Chapter 1 Preface

This is a minimal benchmark for analyzing snRNA-seq data, especially with scverse and bioconductor communities. It will be continuously updated throughout my PhD years.

From my current experience:

  • bioconductor has more solid basement of biological (annotation) data
  • questions and methods to tackle them (except for dl) are usually first developed in R, then the python community would propose competing methods. Since seruat comes earlier than scanpy
  • the scanpy community evolves fast but somehow the developers are not considering better integrating each other’s new features
  • packages in R is in general easier to use, though I personally is more used to python and could adapt more myself
  • R utils are too easily to crash with the same hardware facility, same data size and same kind of job

1.1 Comments on snRNA-seq vs scRNA-seq

advantages of snRNA-seq: does not require the preservation of cellular integrity during sample preparation, especially dissociation.

disadvantages of snRNA-seq: loss of biological signal for genes with little nuclear localization.

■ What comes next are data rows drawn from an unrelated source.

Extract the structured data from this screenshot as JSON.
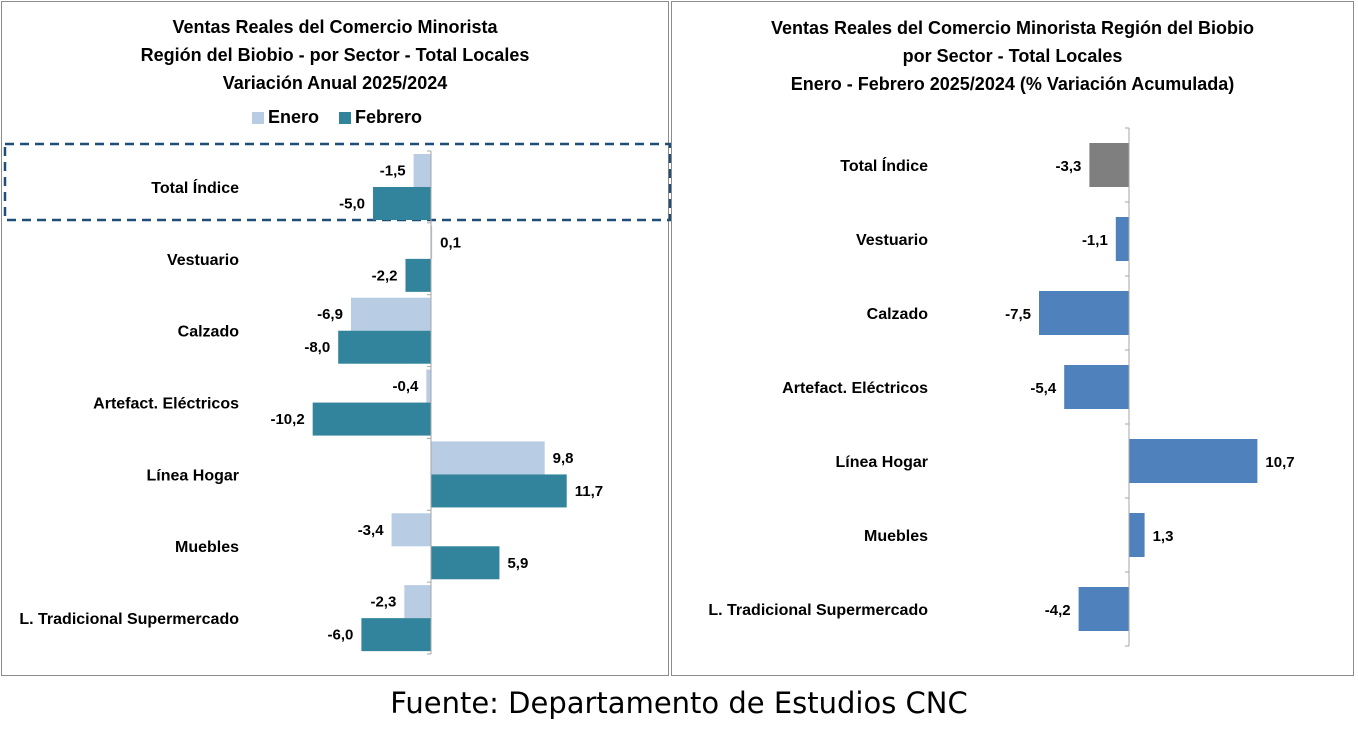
{
  "colors": {
    "enero": "#b8cce4",
    "febrero": "#31849b",
    "acumulada": "#4f81bd",
    "total": "#7f7f7f",
    "highlight": "#1f4e79"
  },
  "source": "Fuente: Departamento de Estudios CNC",
  "chart_data": [
    {
      "type": "bar",
      "orientation": "horizontal",
      "title": [
        "Ventas Reales del Comercio Minorista",
        "Región del Biobio - por Sector - Total Locales",
        "Variación Anual 2025/2024"
      ],
      "legend": {
        "position": "top",
        "entries": [
          "Enero",
          "Febrero"
        ]
      },
      "categories": [
        "Total Índice",
        "Vestuario",
        "Calzado",
        "Artefact. Eléctricos",
        "Línea Hogar",
        "Muebles",
        "L. Tradicional Supermercado"
      ],
      "series": [
        {
          "name": "Enero",
          "values": [
            -1.5,
            0.1,
            -6.9,
            -0.4,
            9.8,
            -3.4,
            -2.3
          ],
          "labels": [
            "-1,5",
            "0,1",
            "-6,9",
            "-0,4",
            "9,8",
            "-3,4",
            "-2,3"
          ]
        },
        {
          "name": "Febrero",
          "values": [
            -5.0,
            -2.2,
            -8.0,
            -10.2,
            11.7,
            5.9,
            -6.0
          ],
          "labels": [
            "-5,0",
            "-2,2",
            "-8,0",
            "-10,2",
            "11,7",
            "5,9",
            "-6,0"
          ]
        }
      ],
      "highlighted_category": "Total Índice"
    },
    {
      "type": "bar",
      "orientation": "horizontal",
      "title": [
        "Ventas Reales del Comercio Minorista Región del Biobio",
        "por Sector - Total Locales",
        "Enero  - Febrero 2025/2024  (% Variación Acumulada)"
      ],
      "categories": [
        "Total Índice",
        "Vestuario",
        "Calzado",
        "Artefact. Eléctricos",
        "Línea Hogar",
        "Muebles",
        "L. Tradicional Supermercado"
      ],
      "series": [
        {
          "values": [
            -3.3,
            -1.1,
            -7.5,
            -5.4,
            10.7,
            1.3,
            -4.2
          ],
          "labels": [
            "-3,3",
            "-1,1",
            "-7,5",
            "-5,4",
            "10,7",
            "1,3",
            "-4,2"
          ]
        }
      ]
    }
  ]
}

Interpretation of DE results:

  1. assumption: nuclear abundances are a good proxy for the overall expression profile.
  2. considerations:
    • transcripts for strongly expressed genes might localize to the cytoplasm for efficient translation and subsequently be lost upon stripping.
    • genes with the same overall expression but differences in the rate of nuclear export may appear to be differentially expressed between clusters.
    • In the most pathological case, higher snRNA-seq abundances may indicate nuclear sequestration of transcripts for protein-coding genes and reduced activity of the relevant biological process, contrary to the usual interpretation of the effect of upregulation.